IWW appelliert an Verantwortung der Bürger
Die IWW suche dabei ausdrücklich keine Schuldigen und habe Verständnis für die unterschiedlichen Zuständigkeiten sowie die personellen Herausforderungen der beteiligten Behörden. Fakt sei jedoch, dass die Bevölkerung ein Problem wahrnehme und zu Recht eine Lösung erwarte. Dabei sieht die Initiative die Verantwortung nicht allein bei Verwaltung und Politik. „Letztlich sind es Bürgerinnen und Bürger, die gegen die Regeln verstoßen. Wer mit dem Fahrrad oder E-Scooter durch die Fußgängerzone fährt, obwohl dies nicht erlaubt ist, trifft eine bewusste Entscheidung. Wir würden uns wünschen, dass auch die Menschen in unserer Stadt gegenseitig auf die geltenden Regelungen aufmerksam machen“, erklärt Andre Volke.
Auch die Gewerbetreibenden seien gefordert. Händler und Unternehmen könnten dazu beitragen, ihre Lieferanten und Dienstleister regelmäßig auf die geltenden Befahrungszeiten hinzuweisen. „Das Thema lässt sich nur gemeinsam lösen. Jeder Beteiligte kann seinen Beitrag leisten“, so Volke.

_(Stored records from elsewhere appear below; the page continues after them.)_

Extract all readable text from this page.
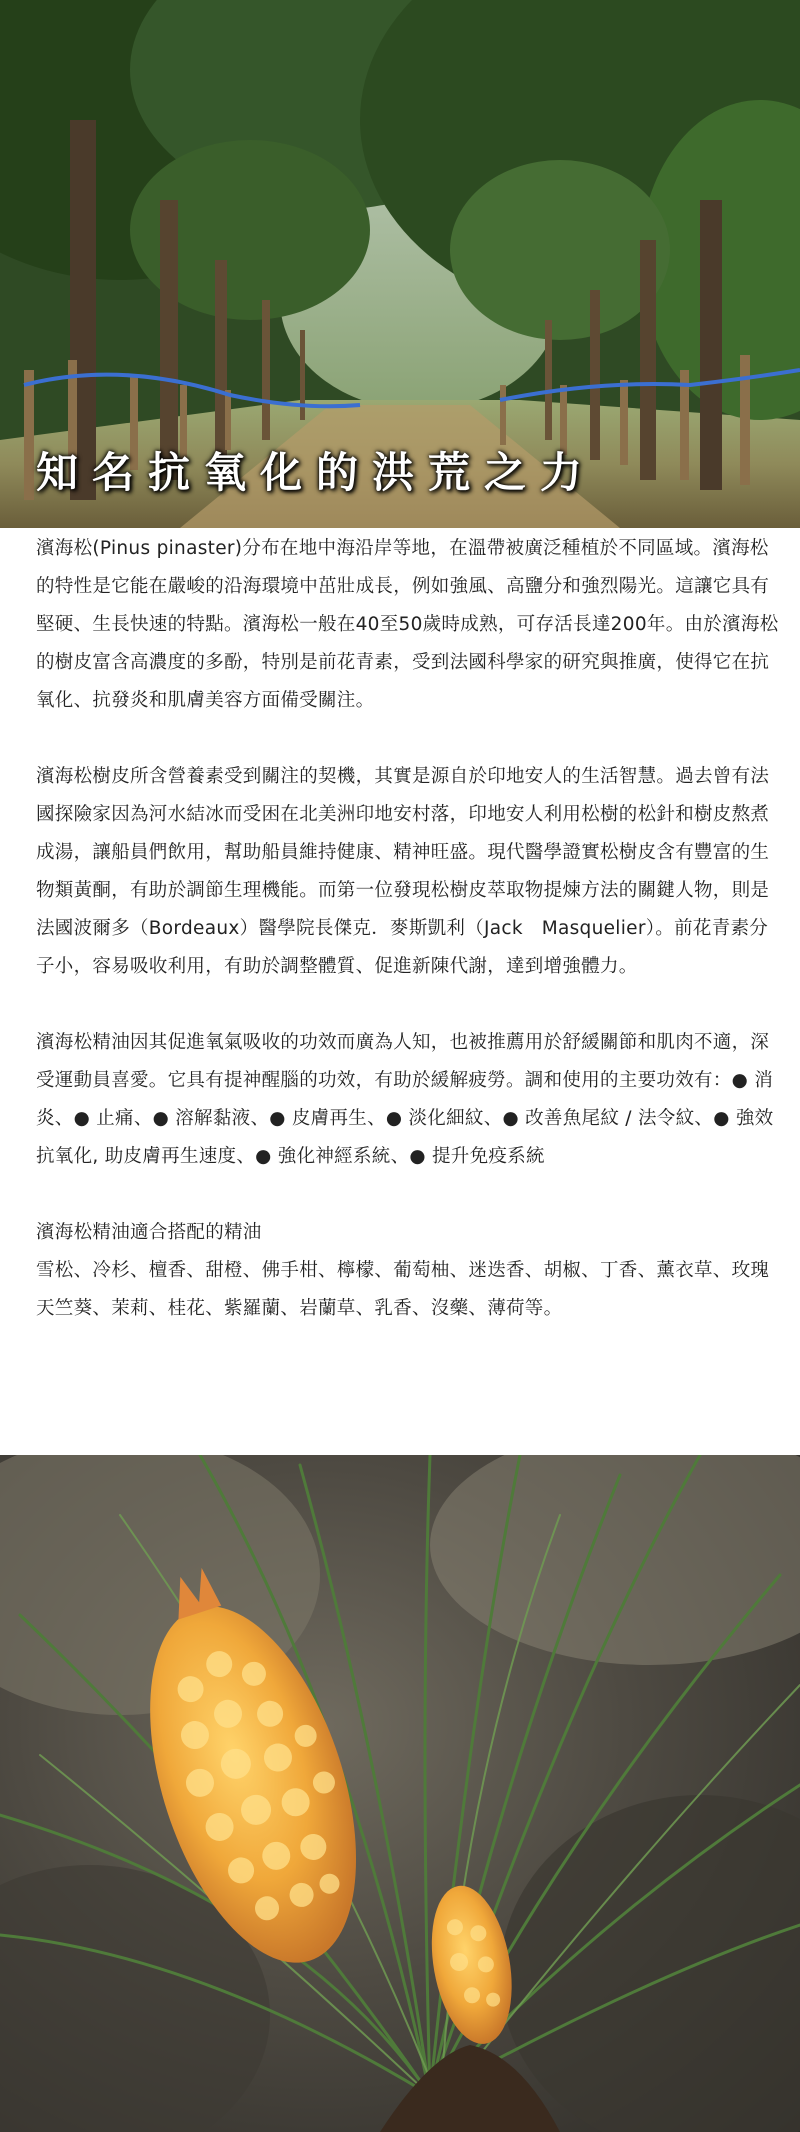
知名抗氧化的洪荒之力

濱海松(Pinus pinaster)分布在地中海沿岸等地，在溫帶被廣泛種植於不同區域。濱海松的特性是它能在嚴峻的沿海環境中茁壯成長，例如強風、高鹽分和強烈陽光。這讓它具有堅硬、生長快速的特點。濱海松一般在40至50歲時成熟，可存活長達200年。由於濱海松的樹皮富含高濃度的多酚，特別是前花青素，受到法國科學家的研究與推廣，使得它在抗氧化、抗發炎和肌膚美容方面備受關注。

濱海松樹皮所含營養素受到關注的契機，其實是源自於印地安人的生活智慧。過去曾有法國探險家因為河水結冰而受困在北美洲印地安村落，印地安人利用松樹的松針和樹皮熬煮成湯，讓船員們飲用，幫助船員維持健康、精神旺盛。現代醫學證實松樹皮含有豐富的生物類黃酮，有助於調節生理機能。而第一位發現松樹皮萃取物提煉方法的關鍵人物，則是法國波爾多（Bordeaux）醫學院長傑克．麥斯凱利（Jack　Masquelier）。前花青素分子小，容易吸收利用，有助於調整體質、促進新陳代謝，達到增強體力。

濱海松精油因其促進氧氣吸收的功效而廣為人知，也被推薦用於舒緩關節和肌肉不適，深受運動員喜愛。它具有提神醒腦的功效，有助於緩解疲勞。調和使用的主要功效有：● 消炎、● 止痛、● 溶解黏液、● 皮膚再生、● 淡化細紋、● 改善魚尾紋 / 法令紋、● 強效抗氧化, 助皮膚再生速度、● 強化神經系統、● 提升免疫系統

濱海松精油適合搭配的精油
雪松、冷杉、檀香、甜橙、佛手柑、檸檬、葡萄柚、迷迭香、胡椒、丁香、薰衣草、玫瑰天竺葵、茉莉、桂花、紫羅蘭、岩蘭草、乳香、沒藥、薄荷等。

Es müssen Lösungen gefunden werden
Nach Auffassung der IWW sind nun Landkreis Wolfenbüttel, Polizei und Stadt Wolfenbüttel gleichermaßen gefordert, gemeinsam praktikable und wirksame Lösungen zu entwickeln. „Uns geht es nicht darum, Zuständigkeiten hin- und herzuschieben. Die Bürgerinnen und Bürger erwarten zu Recht Lösungen und keine Diskussionen darüber, wer am Ende zuständig ist. Aus Sicht der IWW darf das Thema nicht länger zwischen verschiedenen Behörden hin- und hergereicht werden. Landkreis, Stadt und Polizei müssen gemeinsam Verantwortung übernehmen und praktikable Maßnahmen auf den Weg bringen. Für die Menschen in Wolfenbüttel zählt das Ergebnis – nicht die Zuständigkeitsfrage“, betont Florian Weiss.
Die Initiative Wirtschaft Wolfenbüttel fordert daher, die Situation zeitnah auf die politische und verwaltungsseitige Agenda zu setzen und gemeinsam mit den zuständigen Stellen konkrete Maßnahmen zu entwickeln. Ziel müsse es sein, die Sicherheit in der Fußgängerzone nachhaltig zu erhöhen und den Erfolg der Innenstadtsanierung langfristig zu sichern.
„Die Hinweise liegen seit über einem Jahr auf dem Tisch. Jetzt müssen den Worten endlich Taten folgen. Die Menschen in Wolfenbüttel haben ein Recht auf eine sichere und regelkonforme Fußgängerzone“, fasst Volke die Forderung der IWW zusammen.